GM: I understand you receive letters and e-mails from people of different generations. That must be gratifying?

SK: Yes. You do what comes naturally. My responsibility as an artist is to perform and sing what it is that moves and speaks to me. I don't necessarily think about all the things that come after that. Whether it be an award or who's even listening to it. You just put your music out there, and people find a way of finding it. I'm not thinking of those people per se. But it's gratifying to come back from a tour, and see the mail you receive from people all over the world. Sometimes it will be a 40-year-old guy in Japan. Or a seven-year-old girl from France whose mother helped type the e-mail. It comes from all ages and walks of life.

GM: On your album The Tender Trap (1999) you do a song "In the Wee Small Hours of The Morning." This was one of Frank Sinatra's signature pieces. It's a melancholy song --but you make it feel fresh and vibrant.

SK: Songs and stories are multi-layered. It's not so straightforward that it's a sad song or a happy song. A song that has a twinge of wistfulness or poignancy to it can still be vibrant. This is the wonderful thing that we all experience as human beings --living our lives and telling our stories. Everybody is a storyteller.

     "In the Wee Small Hours of the Morning" is a shrug-your-shoulder kind of song. Yet you have to interpret it in the way that comes naturally. I'm a complete optimist. I'll look at a situation and say: This is to be continued. This will work out. Something good will come from this. This was meant to be. I like to think that. "Wee Small Hours" is one of those songs.

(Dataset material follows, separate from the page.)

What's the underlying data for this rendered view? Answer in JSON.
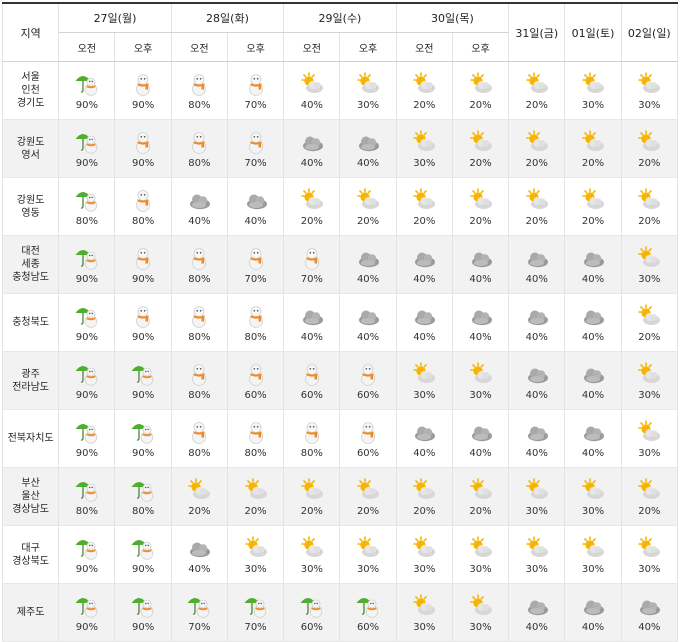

GM: I'm always intrigued by what happens in a recording studio. They say Frank Sinatra used to record songs in one take. But that's unusual isn't it?

Album - The Lyric

SK: It depends. Some times things go well, and it is one take. Other times you want to go back and do it a few times. On The Lyric there was a song we recorded. It was the first one we chose to play that day. It was good. Then we put it in the can and left it. When we were finished the session we said: Let's go back to that. And we just played a great version of it. So it's a living, breathing thing --and it will happen differently according to when you record the song.

     We often start in the middle of the day --so we can set up and take our time. The afternoon is a roller coaster. Sometimes when we feel it's getting too much (or we just want to relax and take our brains away from the music) we'll go out and play catch. That's a big one with the band. We'll play a lot of catch. Then we go back in the studio --evening rolls around-- and we put down some more tracks.

     You couldn't possibly say what would go well at one point in the day and what wouldn't. Nothing can be pre-determined. It's how it is on that particular day. Everyday is a little bit different. But it's fun. You don't know what's about to happen, and that's part of the excitement and challenge.

GM: You've played Carnegie Hall and the Oak Room of the Algonquin Hotel. How did it feel to play those venues?

SK: It was amazing, because I grew up in New York City. I went to concerts at Carnegie Hall and the Metropolitan Opera. I would imagine the feeling inside of me the day I walked in the dressing room at Carnegie Hall was not dissimilar to how Steffi Graf must have felt the first time she played Martina Navratilova This was somebody who was her hero. She grew up watching this person, and then suddenly she had arrived and was playing her hero. I don't play anybody --I play rooms. But to arrive at Carnegie would have been the same kind of sentiment.

GM: What's happening next for you?

SK: We're doing the rounds with The Lyric now. Making an album is like having a baby. You don't want to go out there and make the next one right away, because you want to give the new one attention. You love this thing. You want to nurture it --give it attention-- and play the songs and share them.

     We go to Israel next week. Then England, the Far East, Europe and then America. Towards the end of the year I'll start to work on my new album. I signed a record with Blue Note. So I'll be making a record for them. That's my plan: To keep on touring and performing.

Gerry McCarthy is Editor of The Social Edge.